The next generation of burbling Jaguars could be a last supper for enthusiasts.
When Ford and Jaguar parted ways in 2008, the latter took some relics with it. Some of those were the V6 engines currently seen in some production models, and while they have done well in they will soon be replaced by Jaguar's new line of Ingenium engines. Like most other automakers, Jaguar wants to update its engine technology so that it can meet both tighter fuel economy and emissions restrictions and consumer demand for more power. This means getting crafty so that everyone is happy.
Automakers must pull off all of these party tricks while maintaining costs low enough to keep cars profitable. Ford did this with its EcoBoost engine line, Mazda with SkyActiv, and GM has the EcoTec engine, a name suspiciously close to Ford's successful moniker. Like global car platforms, the goal of these engines is to have parts that can be interchangeable with other engines in the family. The engines must also be easily adapted to work with hybrid drivetrains, turbochargers, and front or rear-wheel drive. When it comes to Jag's future plans, Autocar is reporting rumors that there will be a switch from V6 engines to an inline-six configuration. This is a move out of the Mercedes' and BMW playbook.
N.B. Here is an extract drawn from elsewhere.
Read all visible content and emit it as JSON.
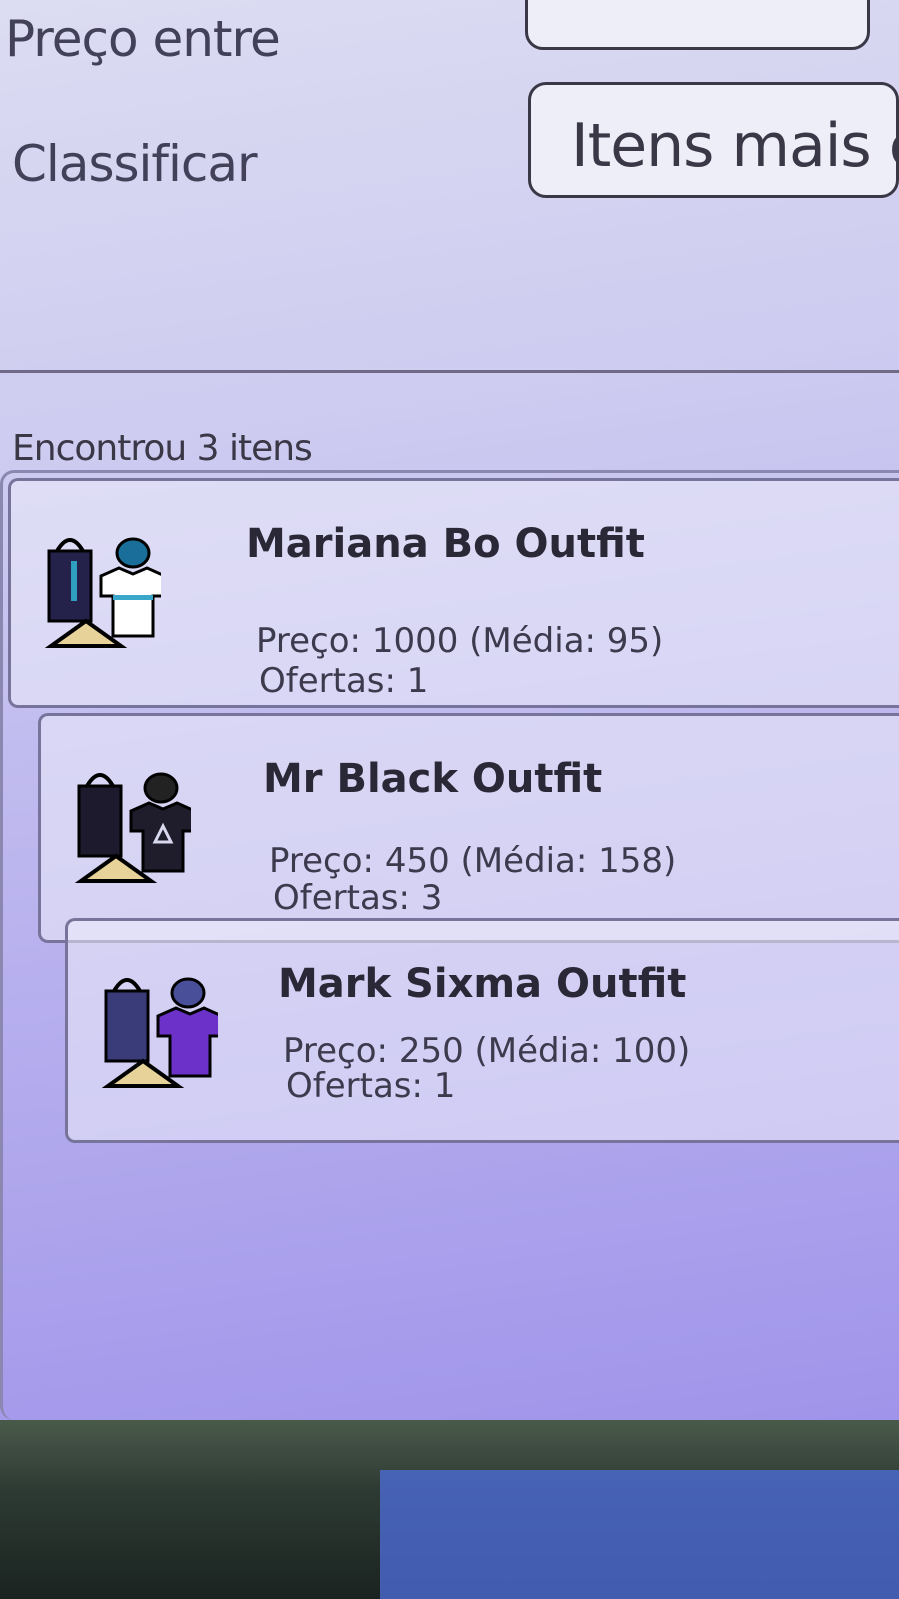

However, it does mean that the engines will have fewer moving parts, which ups fuel economy and lessens manufacturing costs. These rumors are egged on by the announcement that Jaguar Land Rover will double production capabilities at its Wolverhampton engine plant. Also, it seems that JLR's D7a architecture, which will underpin the XE, XF, F-Pace, and likely the new Defender, has the capacity to fit an inline-six under the hood and enable the rapid expansion of the Ingenium lineup. Speculation also says that Jaguar's V8 engine lineup may soon die out in favor of a JLR deal with BMW or Mercedes to supply it with V8s. Only time will tell, but we'd really prefer to keep the sexy growl of the F-Type SVR for as long as possible.